# F06 Fun With Fourier Transforms

- The continuous signal x(t) = sin(2*pi*100*t) was sampled with sampling period T = 1/400 second to obtain a discrete-time signal x[n]. What is the resulting signal x[n]?
- The sequence x[n] = cos(pi*n/4) was obtained by sampling a continuous time signal x(t) = cos(omega * t), at a sampling rate of 1000 samples per second. What are two possible positive values of omega that could have resulted in the sequence x[n]?
- The continuous-time signal x(t) = cos(4000*pi*t) is sampled with a sampling period T to obtain a discrete-time signal x[n] = cos(pi*n/3). (a) Determine a choice for T consistent with this information. (b) Is your choice of T in part(a) unique? If so, explain why. If not, specify another choice of T consistent with the information given.
- The continuous-time signal x(t) = sin(20*pi*t) + cos(40*pi*t) is sampled with a sampling period T to obtain the discrete-time signal x[n] = sin(pi*n/5) + cos(2*pi*n/5). (a) Determine a choice for T consistent with this information. (b) Is your choice of T in part(a) unique? If so, explain why. If not, specify another choice of T consistent with the information given.
- Sketch the magnitude Fourier transform of each of the following functions. I?m not concerned about the absolute scale of the Y-axis but I am concerned about the scale of the X (frequency) axis.
- sin(2*pi*10*t)
- abs(t) < 0.1 (box of width 0.2 seconds)

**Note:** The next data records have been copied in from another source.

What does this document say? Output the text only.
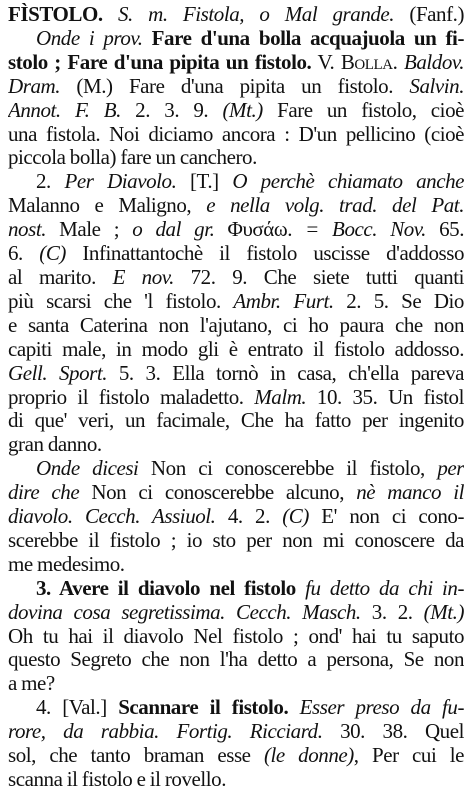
FÌSTOLO. S. m. Fistola, o Mal grande. (Fanf.)
Onde i prov. Fare d'una bolla acquajuola un fi-
stolo ; Fare d'una pipita un fistolo. V. Bolla. Baldov.
Dram. (M.) Fare d'una pipita un fistolo. Salvin.
Annot. F. B. 2. 3. 9. (Mt.) Fare un fistolo, cioè
una fistola. Noi diciamo ancora : D'un pellicino (cioè
piccola bolla) fare un canchero.
2. Per Diavolo. [T.] O perchè chiamato anche
Malanno e Maligno, e nella volg. trad. del Pat.
nost. Male ; o dal gr. Φυσάω. = Bocc. Nov. 65.
6. (C) Infinattantochè il fistolo uscisse d'addosso
al marito. E nov. 72. 9. Che siete tutti quanti
più scarsi che 'l fistolo. Ambr. Furt. 2. 5. Se Dio
e santa Caterina non l'ajutano, ci ho paura che non
capiti male, in modo gli è entrato il fistolo addosso.
Gell. Sport. 5. 3. Ella tornò in casa, ch'ella pareva
proprio il fistolo maladetto. Malm. 10. 35. Un fistol
di que' veri, un facimale, Che ha fatto per ingenito
gran danno.
Onde dicesi Non ci conoscerebbe il fistolo, per
dire che Non ci conoscerebbe alcuno, nè manco il
diavolo. Cecch. Assiuol. 4. 2. (C) E' non ci cono-
scerebbe il fistolo ; io sto per non mi conoscere da
me medesimo.
3. Avere il diavolo nel fistolo fu detto da chi in-
dovina cosa segretissima. Cecch. Masch. 3. 2. (Mt.)
Oh tu hai il diavolo Nel fistolo ; ond' hai tu saputo
questo Segreto che non l'ha detto a persona, Se non
a me?
4. [Val.] Scannare il fistolo. Esser preso da fu-
rore, da rabbia. Fortig. Ricciard. 30. 38. Quel
sol, che tanto braman esse (le donne), Per cui le
scanna il fistolo e il rovello.
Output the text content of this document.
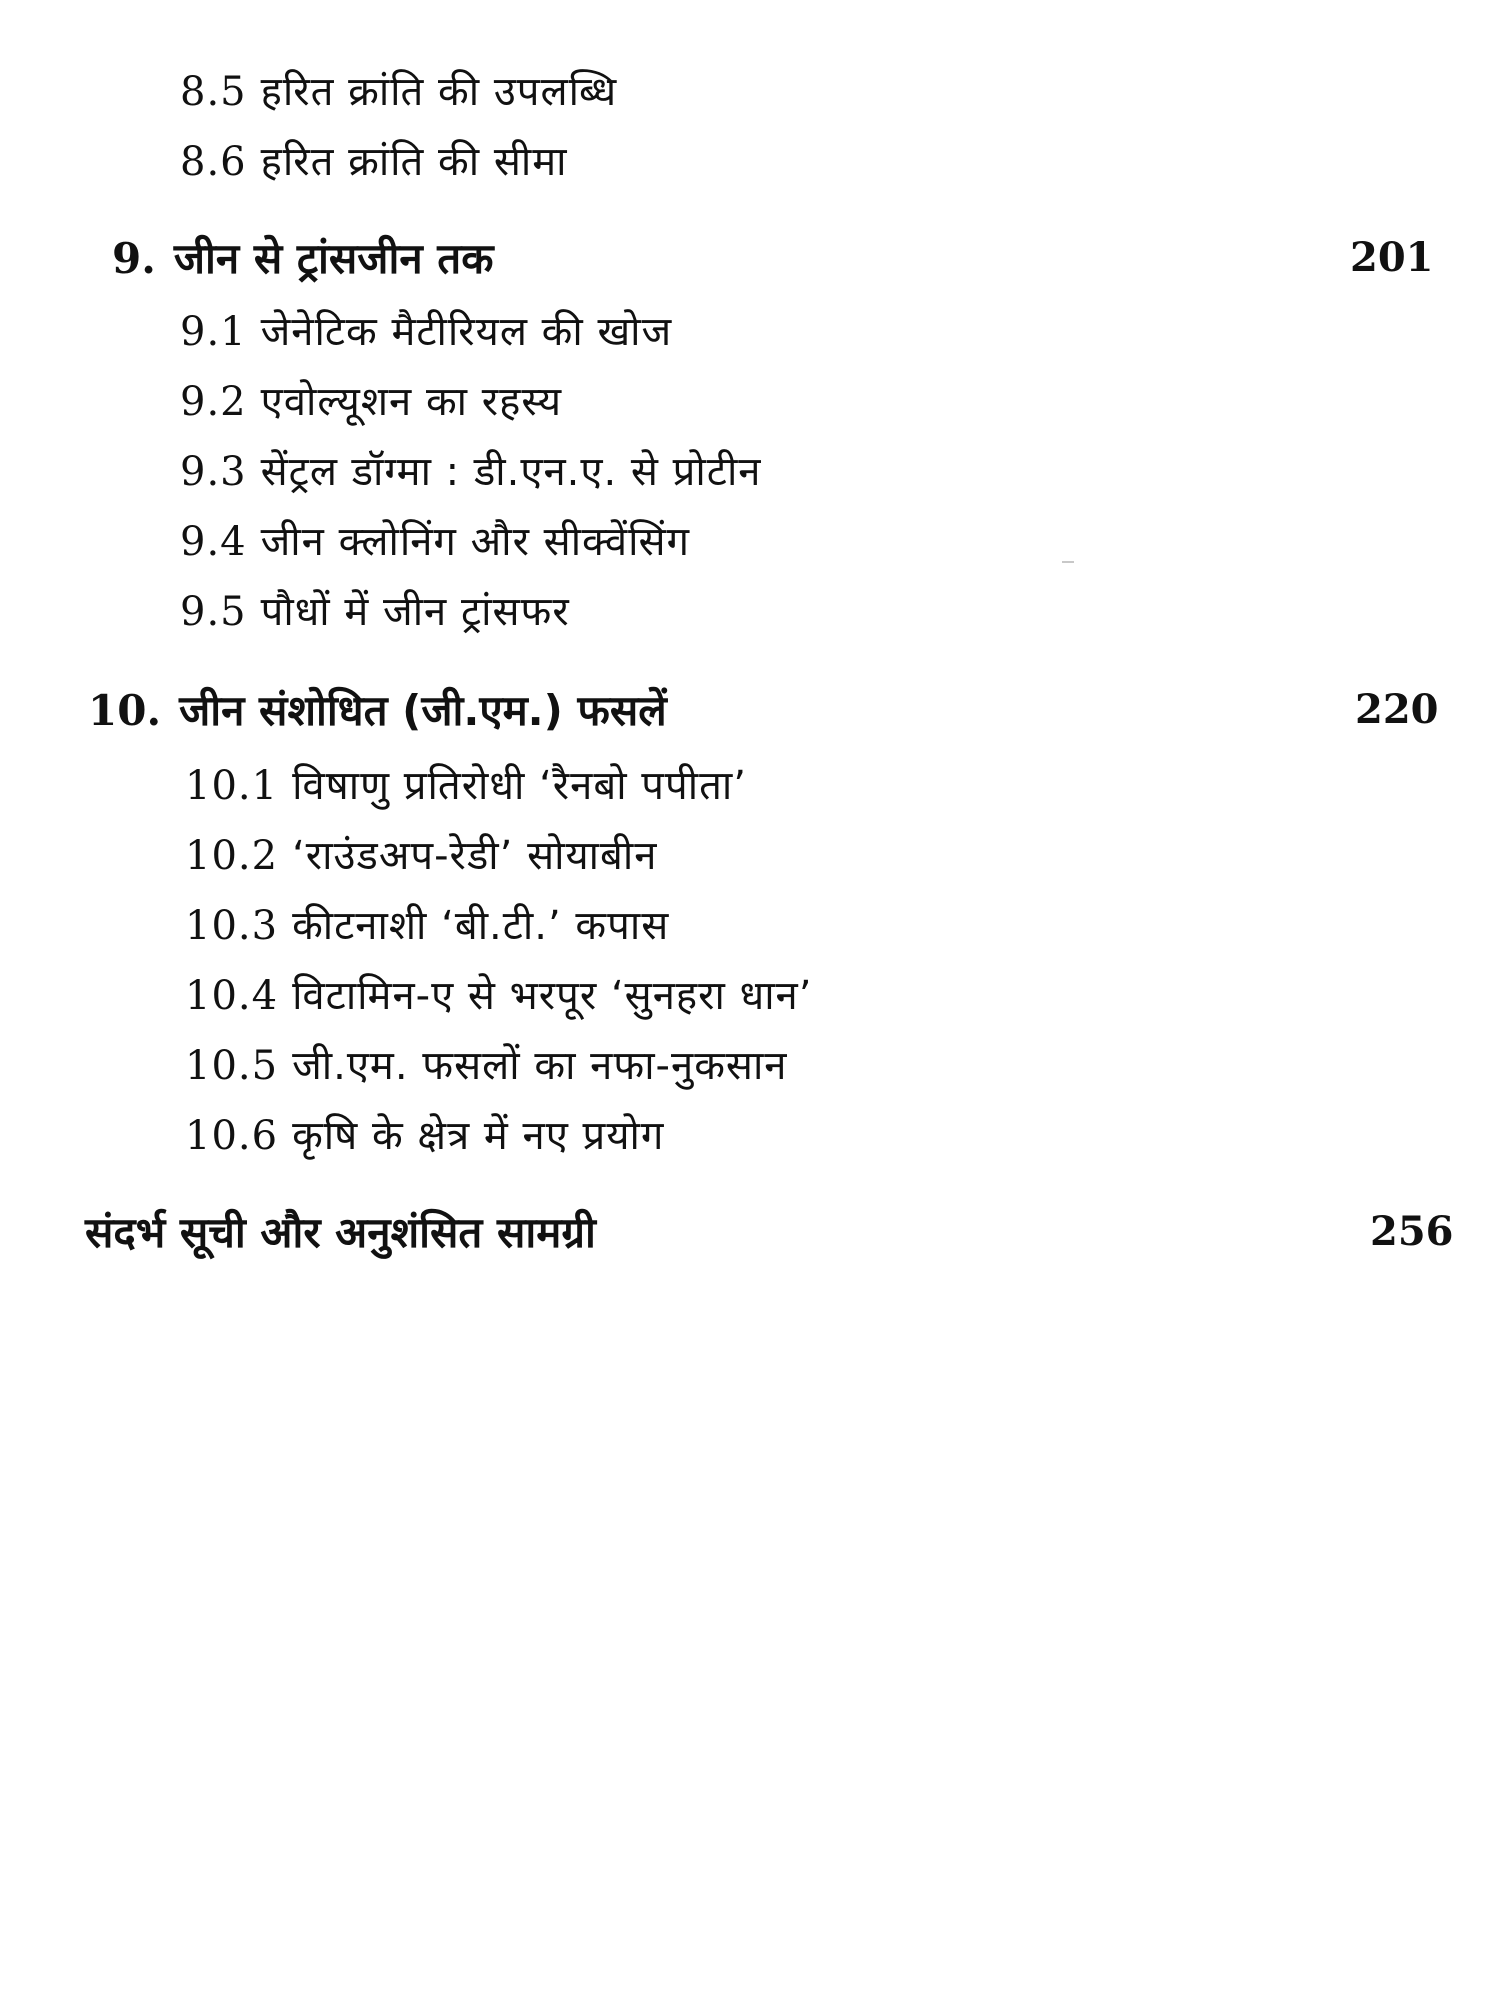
8.5 हरित क्रांति की उपलब्धि
8.6 हरित क्रांति की सीमा
9. जीन से ट्रांसजीन तक	201
9.1 जेनेटिक मैटीरियल की खोज
9.2 एवोल्यूशन का रहस्य
9.3 सेंट्रल डॉग्मा : डी.एन.ए. से प्रोटीन
9.4 जीन क्लोनिंग और सीक्वेंसिंग
9.5 पौधों में जीन ट्रांसफर
10. जीन संशोधित (जी.एम.) फसलें	220
10.1 विषाणु प्रतिरोधी ‘रैनबो पपीता’
10.2 ‘राउंडअप-रेडी’ सोयाबीन
10.3 कीटनाशी ‘बी.टी.’ कपास
10.4 विटामिन-ए से भरपूर ‘सुनहरा धान’
10.5 जी.एम. फसलों का नफा-नुकसान
10.6 कृषि के क्षेत्र में नए प्रयोग
संदर्भ सूची और अनुशंसित सामग्री	256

- mod(t, 0.1) == 0 (a comb with 0.1 second spacing)
- sin(2*pi*10*t) * sin(2*pi*100*t)
- exp(-t^2/2) (Gaussian with standard deviation = 1)
- exp(-t^2/2) * sin(2*pi*10*t) (product of Gaussian and sine)

- The derivative with respect to time of sin(2*pi*f*t) is 2*pi*f*cos(2*pi*f*t). What does this tell you about the effect of differentiation on the Fourier transform of a signal?
- Explain why filtering after uniform sampling is, in general, not effective for anti-aliasing.
- Explain why filtering after uniform sampling is so commonly used for anti-aliasing and why it usually is effective.
- In the discrete Fourier transform of an image that is 512 by 512 pixels, what is the lowest non-zero frequency represented? What is the highest frequency?
- Download the images (oldwell1.tif, oldwell2.tif) attached to this page. Compute the 2D DFT of each (I=fft2(i)). Extract the magnitude (M=abs(I)) and phase (P=angle(I)) of each. Then reconstruct 2 new images by combining the magnitude of 1 with the phase of 2, and the magnitude of 2 with the phase of 1 (i12=real(ifft2(M1.*exp(1i*P2)))). Compare the original two images to the new pair of images. I recommend you make sure you’re doing the last step correctly by reconstructing i11 from M1 and P1 and make sure it looks like you expected.